与GPT-2标记器一样,这个标记器保留空格并将其替换为特定的标记(_),但T5标记器只拆分空格,而不是标点符号。还要注意的是,它默认在句子的开头(Hello之前)添加了一个空格,并忽略了areyou之间的双空格。

Now that we’ve seen a little of how some different tokenizers process text, we can start to explore the underlying algorithms themselves. We’ll begin with a quick look at the broadly widely applicable SentencePiece; then, over the next three sections, we’ll examine how the three main algorithms used for subword tokenization work.

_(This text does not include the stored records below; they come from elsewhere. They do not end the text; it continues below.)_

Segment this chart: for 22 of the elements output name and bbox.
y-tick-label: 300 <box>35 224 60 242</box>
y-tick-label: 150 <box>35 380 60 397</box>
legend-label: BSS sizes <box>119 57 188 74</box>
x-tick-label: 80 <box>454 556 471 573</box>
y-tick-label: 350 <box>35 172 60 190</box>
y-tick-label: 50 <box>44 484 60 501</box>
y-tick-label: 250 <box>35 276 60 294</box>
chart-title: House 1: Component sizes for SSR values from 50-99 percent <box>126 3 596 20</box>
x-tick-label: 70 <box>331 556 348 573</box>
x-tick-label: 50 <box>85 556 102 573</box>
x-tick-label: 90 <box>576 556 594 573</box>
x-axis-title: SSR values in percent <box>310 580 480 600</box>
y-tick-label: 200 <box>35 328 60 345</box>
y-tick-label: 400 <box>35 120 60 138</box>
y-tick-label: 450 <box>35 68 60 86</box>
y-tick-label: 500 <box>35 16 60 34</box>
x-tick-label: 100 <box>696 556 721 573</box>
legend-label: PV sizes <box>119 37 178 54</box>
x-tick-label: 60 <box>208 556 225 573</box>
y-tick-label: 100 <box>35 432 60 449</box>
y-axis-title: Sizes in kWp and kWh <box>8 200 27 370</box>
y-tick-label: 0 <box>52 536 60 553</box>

现在我们已经了解了一些不同的标记器是如何处理文本的,我们可以开始探索底层算法本身了。首先,我们将快速了解广泛适用的SentencePiess;然后,在接下来的三节中,我们将研究用于子词标记化的三种主要算法是如何工作的。

SentencePiece

SentencePiess

SentencePiece is a tokenization algorithm for the preprocessing of text that you can use with any of the models we will see in the next three sections. It considers the text as a sequence of Unicode characters, and replaces spaces with a special character, . Used in conjunction with the Unigram algorithm (see section 7), it doesn’t even require a pre-tokenization step, which is very useful for languages where the space character is not used (like Chinese or Japanese).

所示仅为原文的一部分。